Tuesday, June 03, 2003

MADAGASCAR A LA TOGOLAISE?
Togo went to the polls on Sunday to vote on whether to extend the 36-year rule of Gen. Gnassingbé Éyadéma, Africa's longest serving leader. Éyadema's victory seemed pre-ordained with the exclusion of main opposition leader Gilchrist Olympio, whose father was the first president of the country and was allegedly assassinated either directly by Éyadema or on his orders. Yet, Olympio’s Union of the Forces for Change (UFC) party still decided to run a candidate, Emmanuel Bob Akitani, against Africa’s longest serving leader.

According to the opposition newspaper Le Togolais, Akitani and the UFC have claimed victory, despite the 35% that the official partial results have credited him with (against 59% for Éyadema). The UFC alleges massive fraud and vote rigging on the part of the regime. This after Éyadema forced through constitutional changes abolishing the two-term presidential limit. A strong man rigging the constitution and stuffing the ballot boxes, the opposition claiming fraud, sadly this is not unusual in Africa.

What intrigues me, however, is the apparent strategy being followed by the UFC. It is using the non-state media to create the impression in people’s minds that it actually won the election (which may well indeed be true).

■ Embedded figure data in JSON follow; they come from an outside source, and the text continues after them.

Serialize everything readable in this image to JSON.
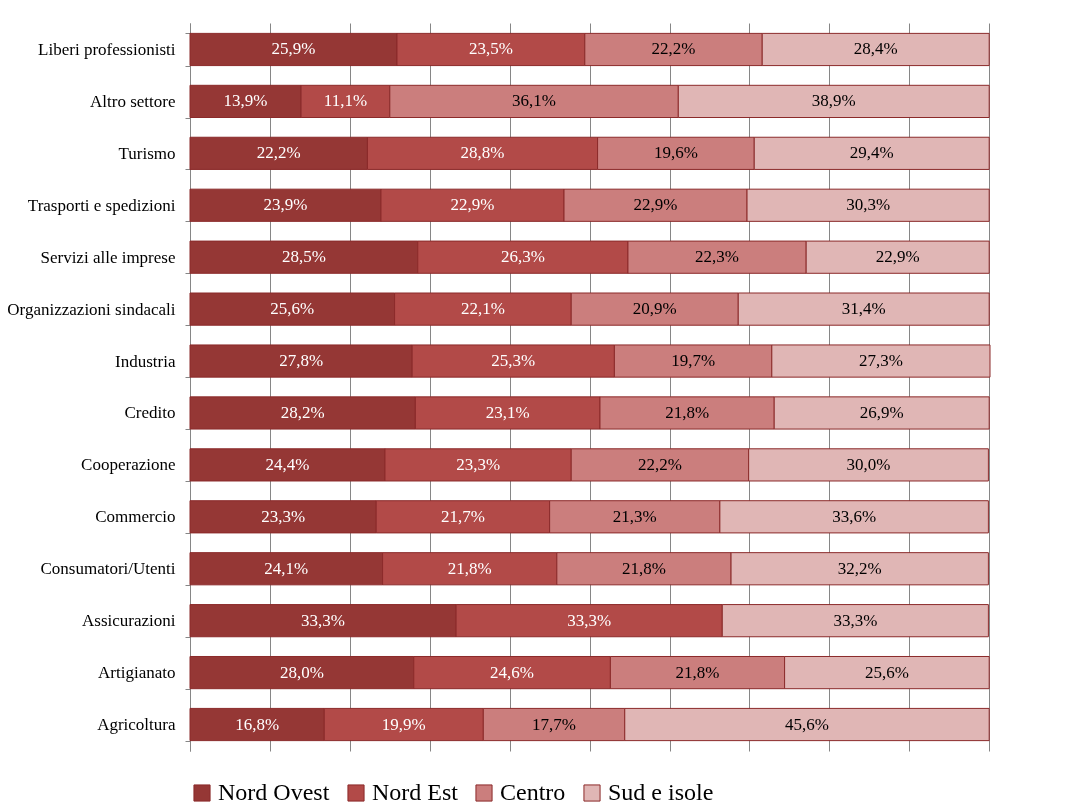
{
  "chart_data": {
    "type": "bar",
    "orientation": "horizontal",
    "stacked": true,
    "categories": [
      "Liberi professionisti",
      "Altro settore",
      "Turismo",
      "Trasporti e spedizioni",
      "Servizi alle imprese",
      "Organizzazioni sindacali",
      "Industria",
      "Credito",
      "Cooperazione",
      "Commercio",
      "Consumatori/Utenti",
      "Assicurazioni",
      "Artigianato",
      "Agricoltura"
    ],
    "series": [
      {
        "name": "Nord Ovest",
        "color": "#953735",
        "values": [
          25.9,
          13.9,
          22.2,
          23.9,
          28.5,
          25.6,
          27.8,
          28.2,
          24.4,
          23.3,
          24.1,
          33.3,
          28.0,
          16.8
        ],
        "value_labels": [
          "25,9%",
          "13,9%",
          "22,2%",
          "23,9%",
          "28,5%",
          "25,6%",
          "27,8%",
          "28,2%",
          "24,4%",
          "23,3%",
          "24,1%",
          "33,3%",
          "28,0%",
          "16,8%"
        ]
      },
      {
        "name": "Nord Est",
        "color": "#b24a48",
        "values": [
          23.5,
          11.1,
          28.8,
          22.9,
          26.3,
          22.1,
          25.3,
          23.1,
          23.3,
          21.7,
          21.8,
          33.3,
          24.6,
          19.9
        ],
        "value_labels": [
          "23,5%",
          "11,1%",
          "28,8%",
          "22,9%",
          "26,3%",
          "22,1%",
          "25,3%",
          "23,1%",
          "23,3%",
          "21,7%",
          "21,8%",
          "33,3%",
          "24,6%",
          "19,9%"
        ]
      },
      {
        "name": "Centro",
        "color": "#cb7e7d",
        "values": [
          22.2,
          36.1,
          19.6,
          22.9,
          22.3,
          20.9,
          19.7,
          21.8,
          22.2,
          21.3,
          21.8,
          null,
          21.8,
          17.7
        ],
        "value_labels": [
          "22,2%",
          "36,1%",
          "19,6%",
          "22,9%",
          "22,3%",
          "20,9%",
          "19,7%",
          "21,8%",
          "22,2%",
          "21,3%",
          "21,8%",
          null,
          "21,8%",
          "17,7%"
        ]
      },
      {
        "name": "Sud e isole",
        "color": "#e0b6b5",
        "values": [
          28.4,
          38.9,
          29.4,
          30.3,
          22.9,
          31.4,
          27.3,
          26.9,
          30.0,
          33.6,
          32.2,
          33.3,
          25.6,
          45.6
        ],
        "value_labels": [
          "28,4%",
          "38,9%",
          "29,4%",
          "30,3%",
          "22,9%",
          "31,4%",
          "27,3%",
          "26,9%",
          "30,0%",
          "33,6%",
          "32,2%",
          "33,3%",
          "25,6%",
          "45,6%"
        ]
      }
    ],
    "xlim": [
      0,
      100.1
    ],
    "xticks": [
      {
        "value": 0,
        "label": null
      },
      {
        "value": 10,
        "label": null
      },
      {
        "value": 20,
        "label": null
      },
      {
        "value": 30,
        "label": null
      },
      {
        "value": 40,
        "label": null
      },
      {
        "value": 50,
        "label": null
      },
      {
        "value": 60,
        "label": null
      },
      {
        "value": 70,
        "label": null
      },
      {
        "value": 80,
        "label": null
      },
      {
        "value": 90,
        "label": null
      },
      {
        "value": 100,
        "label": null
      }
    ],
    "grid": "x",
    "legend": "bottom"
  }
}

For example, a CTR press release (the CTR is an umbrella opposition group) thanked the Togolese people for “having fired the despot Étienne Gnassingbé Éyadema” while guarding against “any unseemly triumphalism” and encouraging “all Togolese democrats to put aside their personal quarrels to support, without second thoughts, Emmanuel Bob Akitani, the democratically elected president of all the Togolese.” They added that this was done “despite maneuvers, crimes and frauds of an unlimited nature.” Akitani himself launched “a solemn appeal to the Togolese people, united against one man, to defend our victory.”

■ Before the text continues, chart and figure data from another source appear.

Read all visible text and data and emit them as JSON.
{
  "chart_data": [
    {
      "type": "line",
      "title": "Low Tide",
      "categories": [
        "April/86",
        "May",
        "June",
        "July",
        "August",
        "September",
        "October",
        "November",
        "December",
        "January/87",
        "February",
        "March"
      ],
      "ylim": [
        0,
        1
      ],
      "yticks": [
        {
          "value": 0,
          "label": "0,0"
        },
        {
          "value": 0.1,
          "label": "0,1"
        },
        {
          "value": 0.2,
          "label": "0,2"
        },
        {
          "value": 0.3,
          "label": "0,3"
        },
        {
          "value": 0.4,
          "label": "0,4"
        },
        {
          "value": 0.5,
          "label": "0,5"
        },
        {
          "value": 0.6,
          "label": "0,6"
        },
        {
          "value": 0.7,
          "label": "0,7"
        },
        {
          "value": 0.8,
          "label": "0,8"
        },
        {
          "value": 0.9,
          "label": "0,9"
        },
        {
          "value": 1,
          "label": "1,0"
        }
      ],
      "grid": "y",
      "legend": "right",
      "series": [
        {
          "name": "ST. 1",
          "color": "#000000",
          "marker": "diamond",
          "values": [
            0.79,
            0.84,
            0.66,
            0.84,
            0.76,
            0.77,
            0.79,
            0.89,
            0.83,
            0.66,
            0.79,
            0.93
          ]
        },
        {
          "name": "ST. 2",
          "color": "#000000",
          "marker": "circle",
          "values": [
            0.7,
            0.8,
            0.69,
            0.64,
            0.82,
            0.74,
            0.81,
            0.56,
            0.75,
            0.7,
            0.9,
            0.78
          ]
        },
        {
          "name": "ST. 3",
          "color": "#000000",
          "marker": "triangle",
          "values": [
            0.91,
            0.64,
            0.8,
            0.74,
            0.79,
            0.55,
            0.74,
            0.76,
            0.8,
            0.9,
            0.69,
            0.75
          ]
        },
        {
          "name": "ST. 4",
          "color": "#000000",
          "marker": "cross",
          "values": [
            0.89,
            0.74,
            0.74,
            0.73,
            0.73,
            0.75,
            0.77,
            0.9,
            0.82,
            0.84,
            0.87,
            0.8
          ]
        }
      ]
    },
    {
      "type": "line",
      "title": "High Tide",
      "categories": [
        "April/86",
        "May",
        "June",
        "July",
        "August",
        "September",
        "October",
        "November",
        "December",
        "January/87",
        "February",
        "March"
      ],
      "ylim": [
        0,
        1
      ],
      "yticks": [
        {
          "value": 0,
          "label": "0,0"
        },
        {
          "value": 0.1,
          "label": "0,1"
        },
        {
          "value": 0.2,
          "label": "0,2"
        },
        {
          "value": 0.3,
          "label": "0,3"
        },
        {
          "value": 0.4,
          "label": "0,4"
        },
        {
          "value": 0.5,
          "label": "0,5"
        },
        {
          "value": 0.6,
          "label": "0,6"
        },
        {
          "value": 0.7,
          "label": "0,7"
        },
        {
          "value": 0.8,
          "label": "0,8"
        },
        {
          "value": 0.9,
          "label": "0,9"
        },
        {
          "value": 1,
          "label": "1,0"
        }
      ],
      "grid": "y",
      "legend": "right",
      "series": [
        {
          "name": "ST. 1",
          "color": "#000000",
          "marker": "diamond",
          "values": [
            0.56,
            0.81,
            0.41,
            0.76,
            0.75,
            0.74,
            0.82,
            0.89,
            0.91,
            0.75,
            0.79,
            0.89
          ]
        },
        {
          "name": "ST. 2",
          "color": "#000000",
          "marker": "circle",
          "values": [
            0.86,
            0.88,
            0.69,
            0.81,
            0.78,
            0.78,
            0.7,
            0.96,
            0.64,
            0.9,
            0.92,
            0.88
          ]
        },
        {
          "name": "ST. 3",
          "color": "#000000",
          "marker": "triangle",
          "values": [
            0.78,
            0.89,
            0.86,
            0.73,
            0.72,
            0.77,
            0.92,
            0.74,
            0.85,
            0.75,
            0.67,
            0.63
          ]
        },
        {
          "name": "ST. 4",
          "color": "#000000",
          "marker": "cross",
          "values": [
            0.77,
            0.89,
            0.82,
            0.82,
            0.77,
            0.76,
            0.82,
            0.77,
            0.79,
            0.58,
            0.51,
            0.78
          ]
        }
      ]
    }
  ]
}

This seems in many ways similar to the strategy used by Marc Ravolomanana in Madagascar in 2002. Much like Akitani, Ravolomanana was up against a veteran military leader: Didier Ratsiraka who’d been in power since 1975. Madagascar’s capital was a bastion of opposition support, much like Togo’s Lomé. Ratsiraka, like Éyadema, had become a pariah of the international community. In Madagascar, the opposition used its support in the capital (of which Ravolomanana was mayor) to take control of government buildings and set up a de facto alternate government, to protest the official ruling that it did not receive the majority of the presidential vote. Eventually, it expanded its influence and become the de facto government in much of the country. Once Ratsiraka’s forces collapsed, that status was officialized when the Ravolomanana government was recognized by the international community. It will be interesting to see if Togo’s opposition opts for a similar strategy.

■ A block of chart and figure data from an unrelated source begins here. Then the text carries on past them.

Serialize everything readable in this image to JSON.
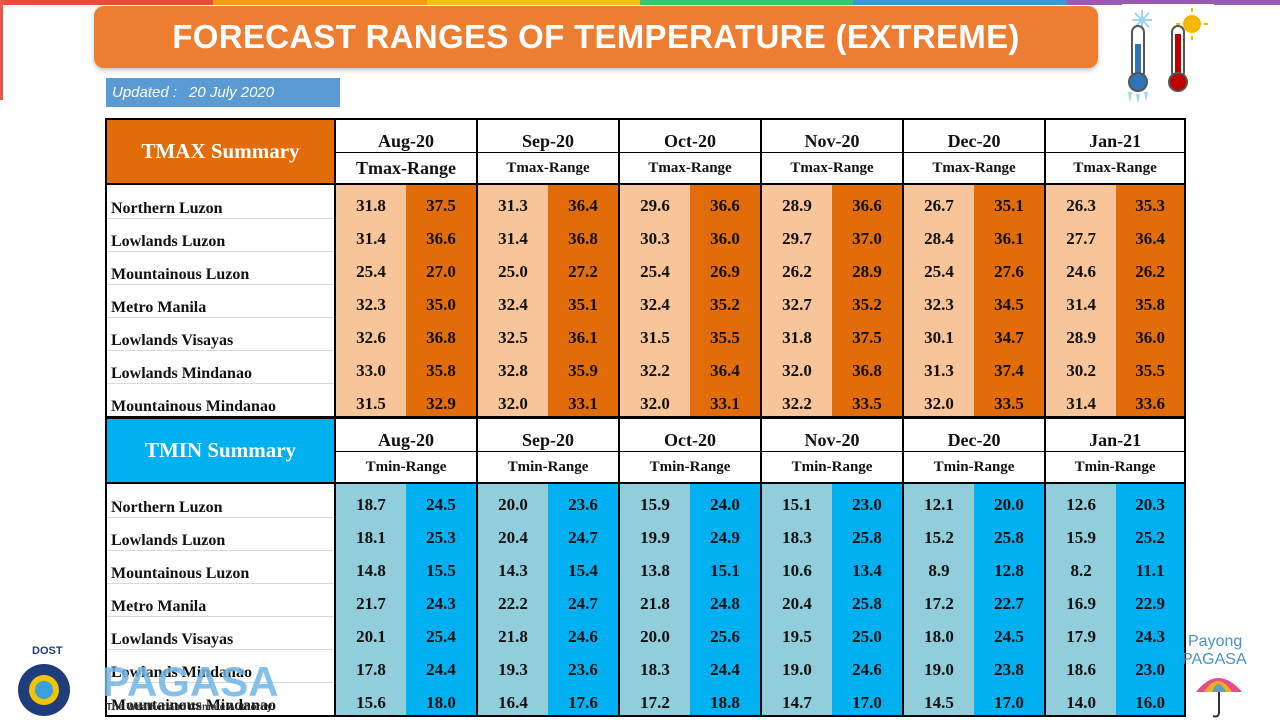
{
  "title": "FORECAST RANGES OF TEMPERATURE (EXTREME)",
  "updated": {
    "label": "Updated :",
    "date": "20 July 2020"
  },
  "months": [
    "Aug-20",
    "Sep-20",
    "Oct-20",
    "Nov-20",
    "Dec-20",
    "Jan-21"
  ],
  "colors": {
    "tmax_dark": "#e36c0a",
    "tmax_light": "#f8c59b",
    "tmin_dark": "#00b0f0",
    "tmin_light": "#92cddc",
    "title": "#ed7d31",
    "updated": "#5b9bd5"
  },
  "tmax": {
    "heading": "TMAX Summary",
    "range_label": "Tmax-Range",
    "rows": [
      {
        "region": "Northern Luzon",
        "values": [
          "31.8",
          "37.5",
          "31.3",
          "36.4",
          "29.6",
          "36.6",
          "28.9",
          "36.6",
          "26.7",
          "35.1",
          "26.3",
          "35.3"
        ]
      },
      {
        "region": "Lowlands Luzon",
        "values": [
          "31.4",
          "36.6",
          "31.4",
          "36.8",
          "30.3",
          "36.0",
          "29.7",
          "37.0",
          "28.4",
          "36.1",
          "27.7",
          "36.4"
        ]
      },
      {
        "region": "Mountainous Luzon",
        "values": [
          "25.4",
          "27.0",
          "25.0",
          "27.2",
          "25.4",
          "26.9",
          "26.2",
          "28.9",
          "25.4",
          "27.6",
          "24.6",
          "26.2"
        ]
      },
      {
        "region": "Metro Manila",
        "values": [
          "32.3",
          "35.0",
          "32.4",
          "35.1",
          "32.4",
          "35.2",
          "32.7",
          "35.2",
          "32.3",
          "34.5",
          "31.4",
          "35.8"
        ]
      },
      {
        "region": "Lowlands Visayas",
        "values": [
          "32.6",
          "36.8",
          "32.5",
          "36.1",
          "31.5",
          "35.5",
          "31.8",
          "37.5",
          "30.1",
          "34.7",
          "28.9",
          "36.0"
        ]
      },
      {
        "region": "Lowlands Mindanao",
        "values": [
          "33.0",
          "35.8",
          "32.8",
          "35.9",
          "32.2",
          "36.4",
          "32.0",
          "36.8",
          "31.3",
          "37.4",
          "30.2",
          "35.5"
        ]
      },
      {
        "region": "Mountainous Mindanao",
        "values": [
          "31.5",
          "32.9",
          "32.0",
          "33.1",
          "32.0",
          "33.1",
          "32.2",
          "33.5",
          "32.0",
          "33.5",
          "31.4",
          "33.6"
        ]
      }
    ]
  },
  "tmin": {
    "heading": "TMIN Summary",
    "range_label": "Tmin-Range",
    "rows": [
      {
        "region": "Northern Luzon",
        "values": [
          "18.7",
          "24.5",
          "20.0",
          "23.6",
          "15.9",
          "24.0",
          "15.1",
          "23.0",
          "12.1",
          "20.0",
          "12.6",
          "20.3"
        ]
      },
      {
        "region": "Lowlands Luzon",
        "values": [
          "18.1",
          "25.3",
          "20.4",
          "24.7",
          "19.9",
          "24.9",
          "18.3",
          "25.8",
          "15.2",
          "25.8",
          "15.9",
          "25.2"
        ]
      },
      {
        "region": "Mountainous Luzon",
        "values": [
          "14.8",
          "15.5",
          "14.3",
          "15.4",
          "13.8",
          "15.1",
          "10.6",
          "13.4",
          "8.9",
          "12.8",
          "8.2",
          "11.1"
        ]
      },
      {
        "region": "Metro Manila",
        "values": [
          "21.7",
          "24.3",
          "22.2",
          "24.7",
          "21.8",
          "24.8",
          "20.4",
          "25.8",
          "17.2",
          "22.7",
          "16.9",
          "22.9"
        ]
      },
      {
        "region": "Lowlands Visayas",
        "values": [
          "20.1",
          "25.4",
          "21.8",
          "24.6",
          "20.0",
          "25.6",
          "19.5",
          "25.0",
          "18.0",
          "24.5",
          "17.9",
          "24.3"
        ]
      },
      {
        "region": "Lowlands Mindanao",
        "values": [
          "17.8",
          "24.4",
          "19.3",
          "23.6",
          "18.3",
          "24.4",
          "19.0",
          "24.6",
          "19.0",
          "23.8",
          "18.6",
          "23.0"
        ]
      },
      {
        "region": "Mountainous Mindanao",
        "values": [
          "15.6",
          "18.0",
          "16.4",
          "17.6",
          "17.2",
          "18.8",
          "14.7",
          "17.0",
          "14.5",
          "17.0",
          "14.0",
          "16.0"
        ]
      }
    ]
  },
  "logos": {
    "dost": "DOST",
    "pagasa": "PAGASA",
    "pagasa_tagline": "The Weather and Climate Authority",
    "payong_line1": "Payong",
    "payong_line2": "PAGASA"
  }
}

There are a few important differences. Éyadema has tried to counter his pariah status by acting as a mediator in many West African crises. This has bought him some goodwill among neighboring leaders. Furthermore, Éyadema has used that instability in other West African countries as an example as to why he should remain in power: he represents stability and the opposition represents chaos… a classic dictator’s ploy.

Éyadema has also proven even more ruthless than Ratsiraka over the years in cracking down on opposition. Already, two leaders of the UFC have been arrested by the police. Some 70% of the Togolese army come from the same region as Éyadema and the military’s loyalty is not thought to be suspect. And the millionaire Ravolomanana was the charismatic natural leader of the Malagasy opposition. Akitani is the second choice of his own party and it remains to be seen if he’ll be taken seriously as his own man or as be perceived a puppet of Olympio. But if Togolese are as sick of Éyadema’s oppression, mismanagement and corruption as many believe, then it may not matter.

No matter what happens, interesting days are sure to follow in one of West Africa’s smallest countries.